Wine, ale and opium-based preparations were used to dull pain during surgery or after injury. Crude and dangerous, but better than nothing, these substances did provide genuine relief.

  1. Herbal Remedies with Real Effects

Many plants used in medieval medicine had genuine medicinal properties. Willow bark reduced pain and fever. Garlic helped fight infection. Honey was used to treat wounds and burns with real antibacterial benefit.

  1. Mouldy Bread as an Accidental Antibiotic

While pressing mouldy bread onto wounds was done for the wrong reasons, some moulds contained penicillin-like compounds that slowed infection, occasionally saving lives.

  1. Quarantine During Plague Outbreaks

Doctors and city authorities learned that separating the sick from the healthy slowed the spread of disease. Isolation, travel bans and house markings were crude but effective public health measures.

  1. Recognising the Importance of Diet

Medieval doctors believed food affected health, and they were often right.
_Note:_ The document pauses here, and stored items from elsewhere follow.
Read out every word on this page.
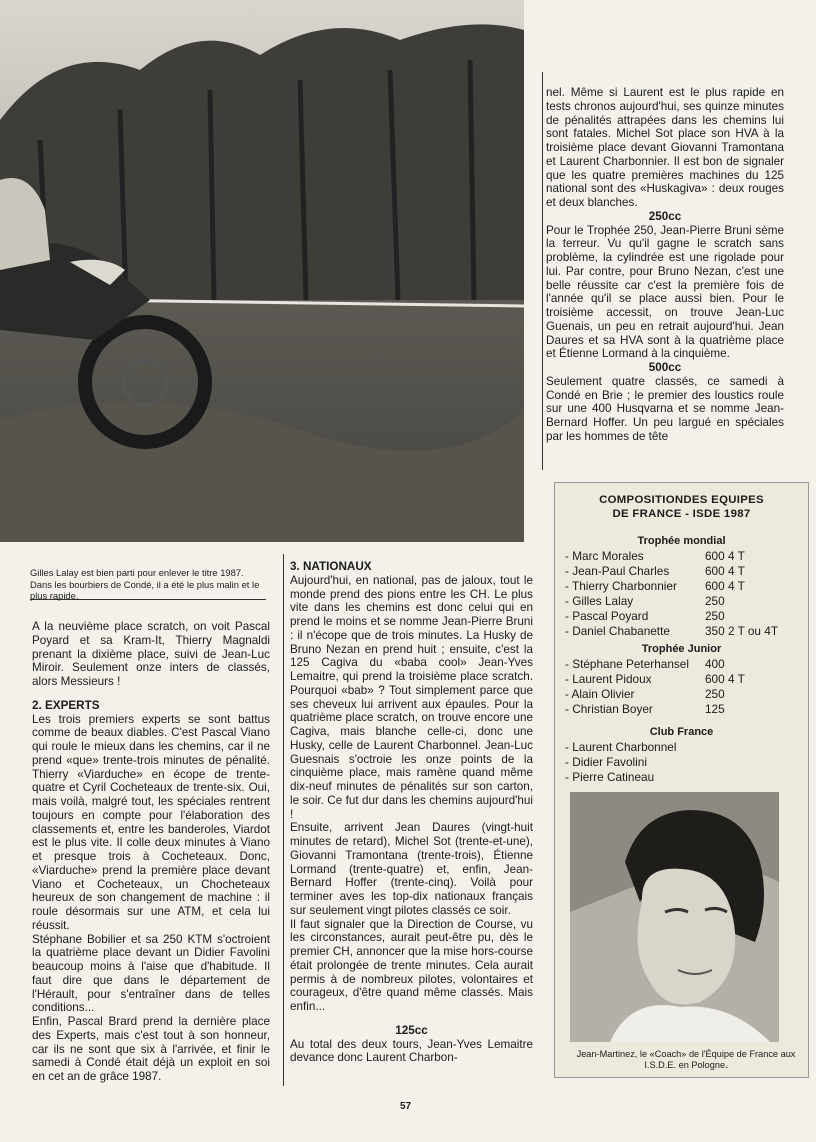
Gilles Lalay est bien parti pour enlever le titre 1987. Dans les bourbiers de Condé, il a été le plus malin et le plus rapide.

A la neuvième place scratch, on voit Pascal Poyard et sa Kram-It, Thierry Magnaldi prenant la dixième place, suivi de Jean-Luc Miroir. Seulement onze inters de classés, alors Messieurs !

2. EXPERTS

Les trois premiers experts se sont battus comme de beaux diables. C'est Pascal Viano qui roule le mieux dans les chemins, car il ne prend «que» trente-trois minutes de pénalité. Thierry «Viarduche» en écope de trente-quatre et Cyril Cocheteaux de trente-six. Oui, mais voilà, malgré tout, les spéciales rentrent toujours en compte pour l'élaboration des classements et, entre les banderoles, Viardot est le plus vite. Il colle deux minutes à Viano et presque trois à Cocheteaux. Donc, «Viarduche» prend la première place devant Viano et Cocheteaux, un Chocheteaux heureux de son changement de machine : il roule désormais sur une ATM, et cela lui réussit.

Stéphane Bobilier et sa 250 KTM s'octroient la quatrième place devant un Didier Favolini beaucoup moins à l'aise que d'habitude. Il faut dire que dans le département de l'Hérault, pour s'entraîner dans de telles conditions...

Enfin, Pascal Brard prend la dernière place des Experts, mais c'est tout à son honneur, car ils ne sont que six à l'arrivée, et finir le samedi à Condé était déjà un exploit en soi en cet an de grâce 1987.

3. NATIONAUX

Aujourd'hui, en national, pas de jaloux, tout le monde prend des pions entre les CH. Le plus vite dans les chemins est donc celui qui en prend le moins et se nomme Jean-Pierre Bruni : il n'écope que de trois minutes. La Husky de Bruno Nezan en prend huit ; ensuite, c'est la 125 Cagiva du «baba cool» Jean-Yves Lemaitre, qui prend la troisième place scratch. Pourquoi «bab» ? Tout simplement parce que ses cheveux lui arrivent aux épaules. Pour la quatrième place scratch, on trouve encore une Cagiva, mais blanche celle-ci, donc une Husky, celle de Laurent Charbonnel. Jean-Luc Guesnais s'octroie les onze points de la cinquième place, mais ramène quand même dix-neuf minutes de pénalités sur son carton, le soir. Ce fut dur dans les chemins aujourd'hui !

Ensuite, arrivent Jean Daures (vingt-huit minutes de retard), Michel Sot (trente-et-une), Giovanni Tramontana (trente-trois), Étienne Lormand (trente-quatre) et, enfin, Jean-Bernard Hoffer (trente-cinq). Voilà pour terminer aves les top-dix nationaux français sur seulement vingt pilotes classés ce soir.

Il faut signaler que la Direction de Course, vu les circonstances, aurait peut-être pu, dès le premier CH, annoncer que la mise hors-course était prolongée de trente minutes. Cela aurait permis à de nombreux pilotes, volontaires et courageux, d'être quand même classés. Mais enfin...

125cc

Au total des deux tours, Jean-Yves Lemaitre devance donc Laurent Charbon-

nel. Même si Laurent est le plus rapide en tests chronos aujourd'hui, ses quinze minutes de pénalités attrapées dans les chemins lui sont fatales. Michel Sot place son HVA à la troisième place devant Giovanni Tramontana et Laurent Charbonnier. Il est bon de signaler que les quatre premières machines du 125 national sont des «Huskagiva» : deux rouges et deux blanches.

250cc

Pour le Trophée 250, Jean-Pierre Bruni sème la terreur. Vu qu'il gagne le scratch sans problème, la cylindrée est une rigolade pour lui. Par contre, pour Bruno Nezan, c'est une belle réussite car c'est la première fois de l'année qu'il se place aussi bien. Pour le troisième accessit, on trouve Jean-Luc Guenais, un peu en retrait aujourd'hui. Jean Daures et sa HVA sont à la quatrième place et Étienne Lormand à la cinquième.

500cc

Seulement quatre classés, ce samedi à Condé en Brie ; le premier des loustics roule sur une 400 Husqvarna et se nomme Jean-Bernard Hoffer. Un peu largué en spéciales par les hommes de tête

COMPOSITIONDES EQUIPES
DE FRANCE - ISDE 1987
Trophée mondial
- Marc Morales	600 4 T
- Jean-Paul Charles	600 4 T
- Thierry Charbonnier	600 4 T
- Gilles Lalay	250
- Pascal Poyard	250
- Daniel Chabanette	350 2 T ou 4T
Trophée Junior
- Stéphane Peterhansel	400
- Laurent Pidoux	600 4 T
- Alain Olivier	250
- Christian Boyer	125
Club France
- Laurent Charbonnel
- Didier Favolini
- Pierre Catineau
Jean-Martinez, le «Coach» de l'Équipe de France aux I.S.D.E. en Pologne.
57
They advised lighter diets during illness and recognised that poor nutrition weakened the body.

  1. Understanding That Surgery Required Speed

Without anaesthetic, medieval surgeons worked quickly to reduce suffering. Their emphasis on speed improved survival during amputations and emergency procedures.

  1. Setting Broken Bones and Splinting

Surgeons had a solid understanding of fractures. They realigned bones, used splints and bandages, and recognised the need for rest while healing took place.

  1. Observing Patterns of Disease

Doctors carefully recorded symptoms and outcomes, especially during epidemics. These records helped later generations understand diseases like plague and leprosy.

  1. Emphasising Clean Air and Ventilation

While based on the mistaken idea of “bad air”, doctors encouraged fresh air, open windows and avoidance of foul-smelling places. Better ventilation genuinely reduced illness in crowded spaces.

Medieval medicine was deeply flawed, but it was not pure ignorance. Within a world ruled by tradition and fear, doctors still made observations that laid the groundwork for later medical progress.

A Profession Caught Between Life and Death

Medieval doctors existed in a world where disease was constant and understanding was limited and often contradictory. They worked with rotting flesh, screaming patients and the certainty that many would die no matter what they did.

Some were sincere while others were cruel or cynical. Many simply repeated what they had been taught, believing obedience to tradition was safer than innovation.

To the medieval patient, the doctor was both hope and a threat. A learned man or woman standing at the bedside, carrying knives, leeches or prayers, offering salvation or agony.

In a time when medicine could kill as easily as cure, that uncertainty was its greatest horror.